Wildflowers: The Great Smoky Mountains NP is renowned for its wildflowers. With over 1,660 kinds of flowering plants, the Park has something in bloom all year round. But spring and summer are the prime times for blooms. To celebrate, the Park hosts the annual Spring Wildflower Pilgrimage, a 5 day event featuring nature walks, photo tours, seminars, an art competition, and more.
Fall Color: Hordes of leaf peepers descend upon the Park during the last three weeks of October, and for good reason. The Smoky Mountains are simply glorious in the fall. The color display actually starts in mid-September in the higher elevations, and continues into November in the lower elevations. This is a good time for a trip to Clingmans Dome. However, traffic can get jammed up at Cades Cove and on Newfound Gap Road during peak color, so you might want to enjoy the quieter views at Look Rock on Foothills Parkway.

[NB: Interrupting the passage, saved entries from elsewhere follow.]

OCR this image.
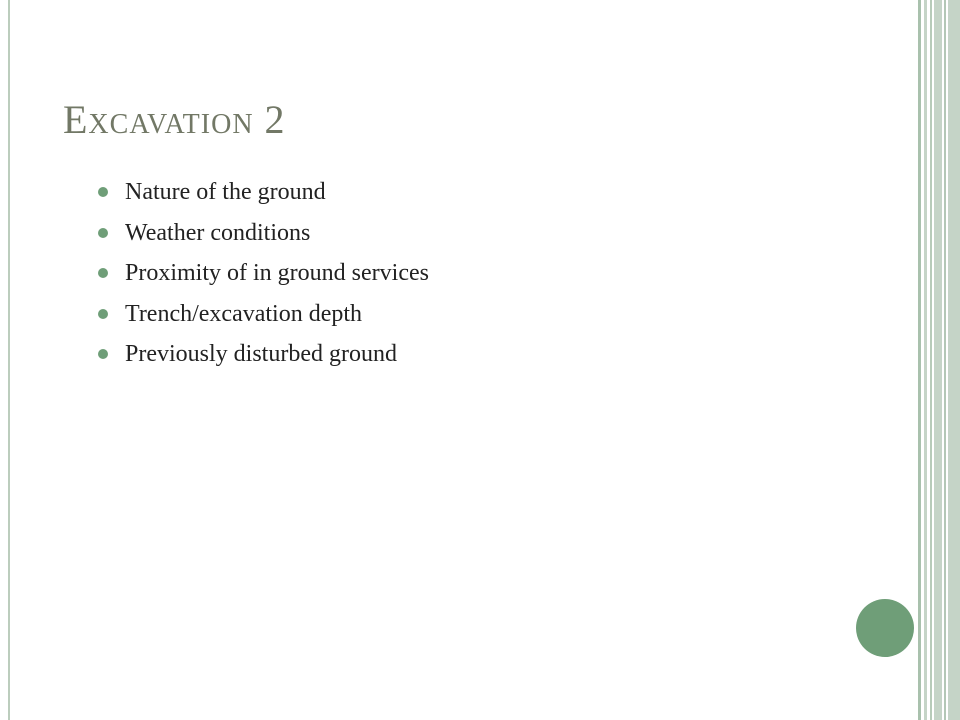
Excavation 2
Nature of the ground
Weather conditions
Proximity of in ground services
Trench/excavation depth
Previously disturbed ground
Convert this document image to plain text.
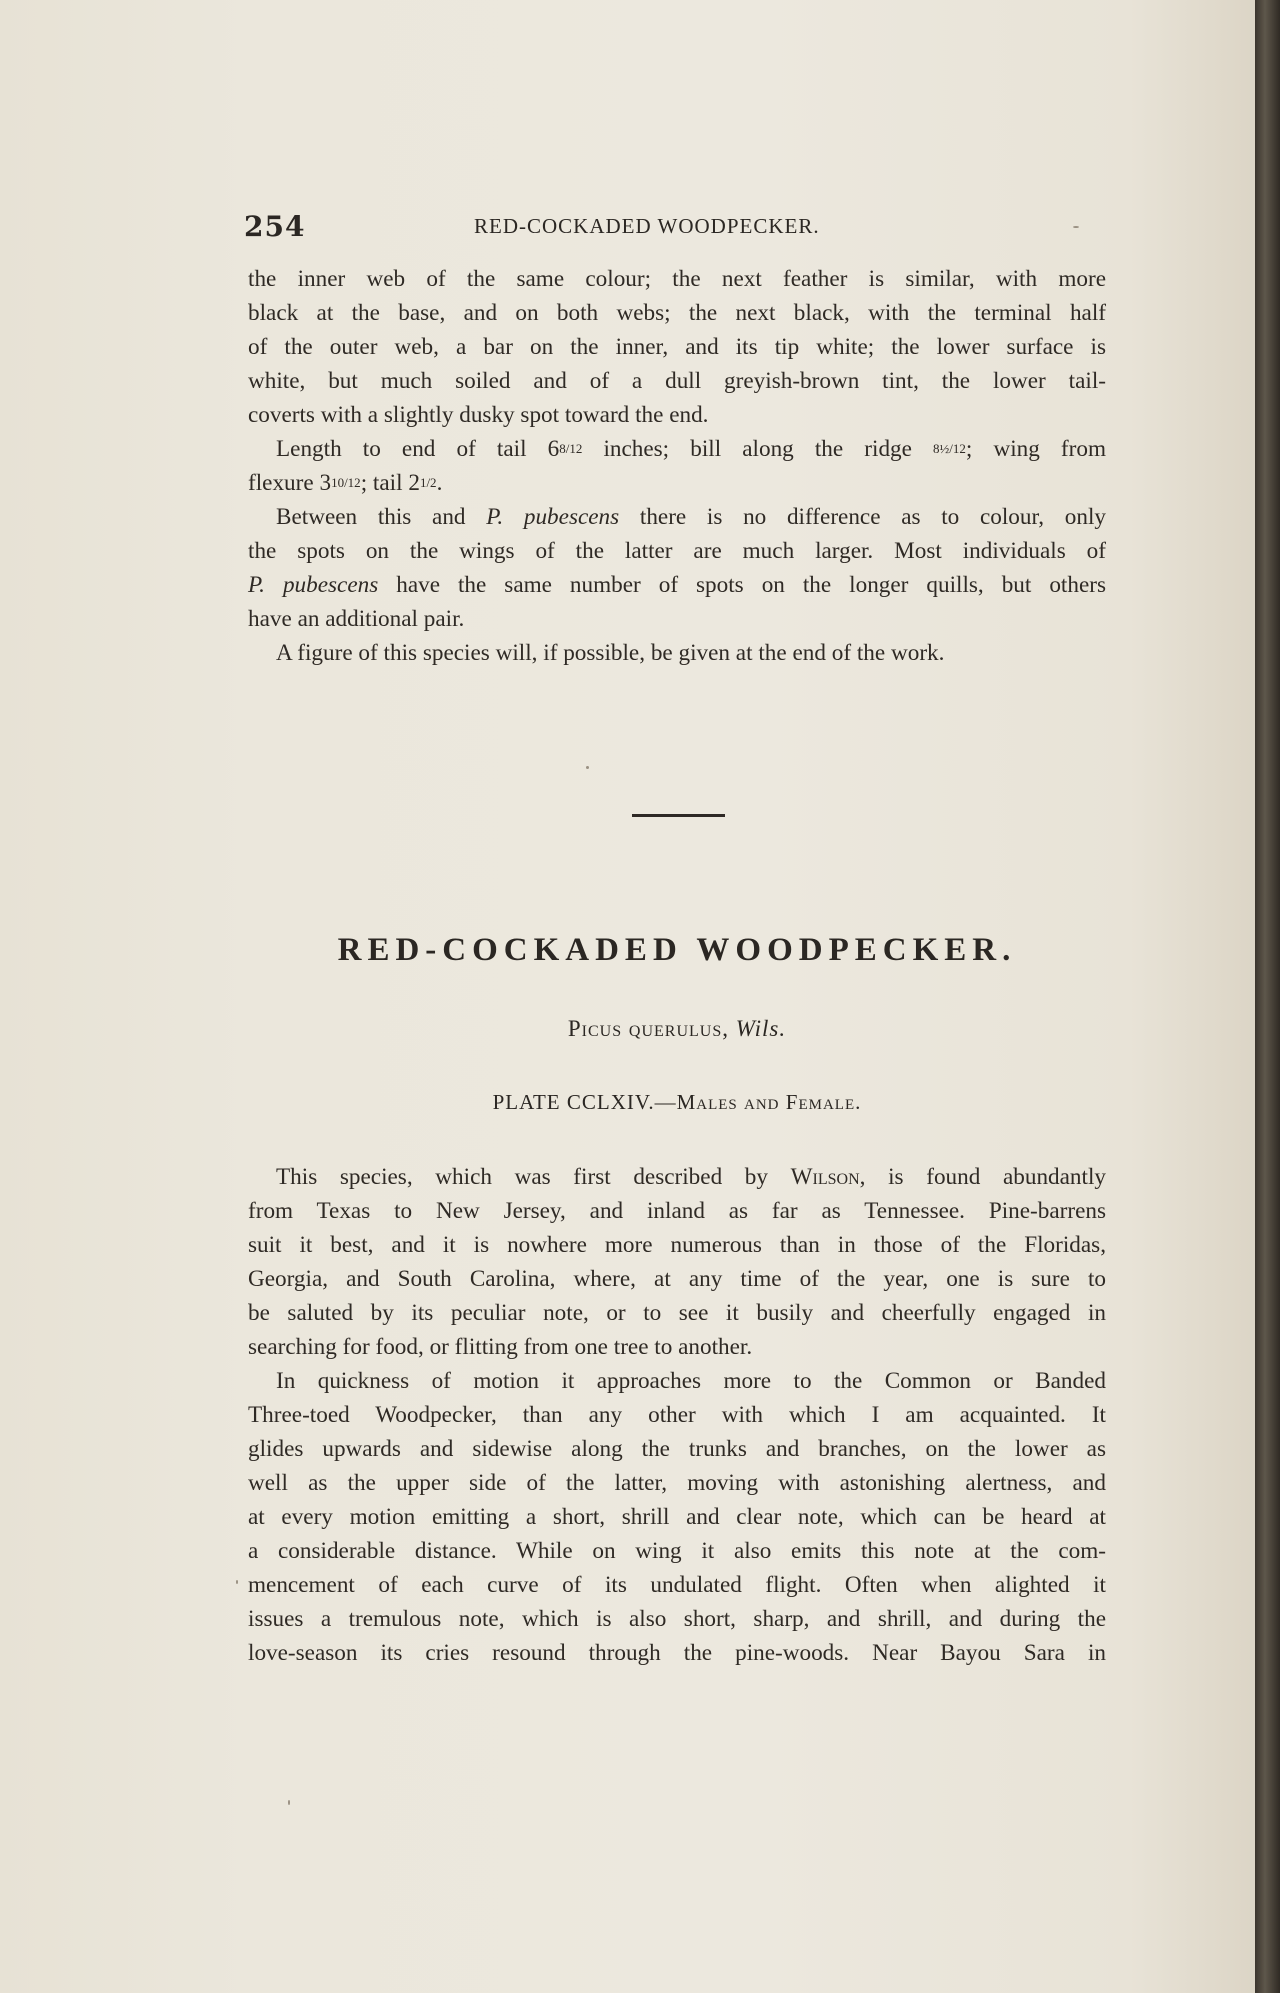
254	RED-COCKADED WOODPECKER.

the inner web of the same colour; the next feather is similar, with more

black at the base, and on both webs; the next black, with the terminal half

of the outer web, a bar on the inner, and its tip white; the lower surface is

white, but much soiled and of a dull greyish-brown tint, the lower tail-

coverts with a slightly dusky spot toward the end.

Length to end of tail 68/12 inches; bill along the ridge 8½/12; wing from

flexure 310/12; tail 21/2.

Between this and P. pubescens there is no difference as to colour, only

the spots on the wings of the latter are much larger. Most individuals of

P. pubescens have the same number of spots on the longer quills, but others

have an additional pair.

A figure of this species will, if possible, be given at the end of the work.

RED-COCKADED WOODPECKER.
Picus querulus, Wils.
PLATE CCLXIV.—Males and Female.

This species, which was first described by Wilson, is found abundantly

from Texas to New Jersey, and inland as far as Tennessee. Pine-barrens

suit it best, and it is nowhere more numerous than in those of the Floridas,

Georgia, and South Carolina, where, at any time of the year, one is sure to

be saluted by its peculiar note, or to see it busily and cheerfully engaged in

searching for food, or flitting from one tree to another.

In quickness of motion it approaches more to the Common or Banded

Three-toed Woodpecker, than any other with which I am acquainted. It

glides upwards and sidewise along the trunks and branches, on the lower as

well as the upper side of the latter, moving with astonishing alertness, and

at every motion emitting a short, shrill and clear note, which can be heard at

a considerable distance. While on wing it also emits this note at the com-

mencement of each curve of its undulated flight. Often when alighted it

issues a tremulous note, which is also short, sharp, and shrill, and during the

love-season its cries resound through the pine-woods. Near Bayou Sara in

Waterfalls: Virtually every river and stream in the Park has a waterfall, but the most spectacular waterfalls require a bit of a hike. However, there are 3 waterfalls you can drive to; Meigs Falls and The Sinks are both off of Little River Road, while Place of a Thousand Drips is on Roaring Fork Motor Nature Trail. You can pick up a handy guide to waterfalls, complete with map, at any Visitor Center.
Historic Buildings: The Great Smoky Mountains NP has an outstanding collection of log buildings and other historic structures, nearly 80 in all, including houses, barns, grist mills, and churches. The best places to see them are at Cades Cove or along the Roaring Fork Motor Nature Trail. On the North Carolina side, Cataloochee and Oconaluftee feature a variety of historic structures.
Spring and Fall are the loveliest seasons in the Smoky Mountains. The weather is mild, and nature puts on quite a display. The summer months also have their charms, with the deep greens and summer wildflowers. If you visit in winter, keep an eye on the weather. Snow and winter storms may cause road closures. You should also be aware that some of the Park's roads are regularly closed during the winter months.
The Park is the most crowded from July 1 through August 15, and during the month of October (especially on weekends). If you want to visit during these times you can avoid some of the traffic by arriving early in the morning and by visiting some of the less traveled areas of the Park. You don't necessarily have to get up at the crack of dawn; arriving at 9 am instead of at 10 am can make all the difference in the world.